L'anémie est répandue. La quasi totalité des femmes arrivant dans des hôpitaux en souffre. Une infirmière Zina Yahad dit au journaliste américain:«Même moi je souffre de la qualité de l'eau... Il n'y a rien de surprenant à cela, car depuis la guerre il y a un très fort chômage. Et sans emploi, les gens ne disposent pas de l'argent nécessaire pour obtenir des aliments adéquats.»
Le journaliste souligne que les actions menées contre les organisations humanitaires ont contribué à leur départ. Mais, il doit reconnaître que la majorité des gens insiste sur le fait qu'à la suite des destructions subies en 1991, lors de la première guerre du Golfe, l'eau et l'électricité avaient été rétablies en deux mois.
C'est à cette aune que devraient, certainement, être mesurée la pertinence et le sens effectifs des annonces publicitaires sur la tenue «d'élections démocratiques» en Irak, en janvier 2005.
Si les diverses actions contre l'occupation américaine et britannique ne peuvent être toutes qualifiées comme s'inscrivant dans le cadre d'une résistance nationale visant à émanciper la population de l'emprise impérialiste et cherchant à rétablir des droits politiques et sociaux, il ne fait aucun doute que 20 mois d'occupation n'ont fait que révéler les traits les plus classiques des guerres d'occupation. Pour ceux qui les conduisent chaque résistant est un «terroriste», donc une «cible à abattre». Et, avec «l'insurgé», doit être écrasée la population qui «lui apporte un appui».

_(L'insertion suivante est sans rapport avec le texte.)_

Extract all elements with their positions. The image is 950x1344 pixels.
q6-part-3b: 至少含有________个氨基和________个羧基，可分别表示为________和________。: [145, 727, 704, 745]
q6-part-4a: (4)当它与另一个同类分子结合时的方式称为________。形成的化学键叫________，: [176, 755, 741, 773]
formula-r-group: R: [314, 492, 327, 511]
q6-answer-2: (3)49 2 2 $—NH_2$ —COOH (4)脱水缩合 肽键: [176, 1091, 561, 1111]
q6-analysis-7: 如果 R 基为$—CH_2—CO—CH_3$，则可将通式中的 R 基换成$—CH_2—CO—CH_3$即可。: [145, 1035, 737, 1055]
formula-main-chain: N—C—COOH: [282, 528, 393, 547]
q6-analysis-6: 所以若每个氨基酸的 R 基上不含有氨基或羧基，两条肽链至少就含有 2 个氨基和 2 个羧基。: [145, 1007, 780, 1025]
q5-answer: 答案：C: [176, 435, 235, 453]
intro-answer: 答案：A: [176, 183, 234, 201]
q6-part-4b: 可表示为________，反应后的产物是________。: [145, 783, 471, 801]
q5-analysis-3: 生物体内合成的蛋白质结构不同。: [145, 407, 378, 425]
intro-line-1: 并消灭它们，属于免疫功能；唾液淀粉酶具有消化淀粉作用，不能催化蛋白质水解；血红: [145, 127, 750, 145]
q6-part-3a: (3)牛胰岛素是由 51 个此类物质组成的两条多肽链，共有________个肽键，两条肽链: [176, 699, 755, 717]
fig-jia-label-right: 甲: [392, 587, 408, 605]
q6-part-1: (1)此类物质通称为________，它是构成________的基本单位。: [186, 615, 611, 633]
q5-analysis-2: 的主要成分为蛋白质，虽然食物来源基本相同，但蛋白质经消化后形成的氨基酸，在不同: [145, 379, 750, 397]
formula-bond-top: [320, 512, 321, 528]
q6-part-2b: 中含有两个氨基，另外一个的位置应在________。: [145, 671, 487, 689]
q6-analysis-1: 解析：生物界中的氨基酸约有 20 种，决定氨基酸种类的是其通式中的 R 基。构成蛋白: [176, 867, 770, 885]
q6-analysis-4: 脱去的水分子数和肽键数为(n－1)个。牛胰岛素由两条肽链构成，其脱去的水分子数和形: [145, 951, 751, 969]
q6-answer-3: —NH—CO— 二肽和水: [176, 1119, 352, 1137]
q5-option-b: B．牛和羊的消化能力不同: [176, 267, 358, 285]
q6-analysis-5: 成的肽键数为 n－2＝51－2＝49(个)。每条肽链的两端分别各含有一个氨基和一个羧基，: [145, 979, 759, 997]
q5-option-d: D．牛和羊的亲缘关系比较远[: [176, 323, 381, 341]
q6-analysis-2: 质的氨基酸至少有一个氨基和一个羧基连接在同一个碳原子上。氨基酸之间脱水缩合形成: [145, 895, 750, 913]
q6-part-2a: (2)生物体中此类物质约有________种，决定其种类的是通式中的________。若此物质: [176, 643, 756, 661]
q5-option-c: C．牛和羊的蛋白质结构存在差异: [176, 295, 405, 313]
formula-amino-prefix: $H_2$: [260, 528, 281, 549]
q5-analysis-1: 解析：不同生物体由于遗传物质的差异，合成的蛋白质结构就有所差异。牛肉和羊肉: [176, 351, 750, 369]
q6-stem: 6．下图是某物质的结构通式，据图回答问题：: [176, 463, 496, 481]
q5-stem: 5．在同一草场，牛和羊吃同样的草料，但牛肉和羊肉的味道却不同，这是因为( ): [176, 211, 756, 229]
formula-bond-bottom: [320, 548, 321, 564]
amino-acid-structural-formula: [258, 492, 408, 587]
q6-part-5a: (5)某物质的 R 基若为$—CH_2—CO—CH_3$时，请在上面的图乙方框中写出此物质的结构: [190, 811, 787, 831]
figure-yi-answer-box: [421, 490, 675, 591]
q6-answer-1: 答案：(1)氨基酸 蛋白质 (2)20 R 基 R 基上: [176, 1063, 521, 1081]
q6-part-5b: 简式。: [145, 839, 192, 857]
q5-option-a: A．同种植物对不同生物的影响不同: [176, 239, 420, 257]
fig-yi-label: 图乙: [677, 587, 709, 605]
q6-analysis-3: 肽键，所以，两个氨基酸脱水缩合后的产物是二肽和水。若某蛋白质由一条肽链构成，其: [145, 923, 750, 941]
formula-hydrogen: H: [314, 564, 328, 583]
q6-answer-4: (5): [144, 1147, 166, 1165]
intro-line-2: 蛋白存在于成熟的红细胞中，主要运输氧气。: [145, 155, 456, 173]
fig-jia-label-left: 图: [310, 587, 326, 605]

Ce discours a été tenu par toutes les puissances coloniales au XIXe siècle, au XXe siècle et aujourd'hui par l'administration Bush et ses alliés en Irak. Réd.
1. Voir à ce propos l'article publié sur ce site, sous la rubrique Nouveau, intitulé: Un «surnombre» de 100'000 morts. Et Falloujah est bombardée et occupée (9 novembre 2004).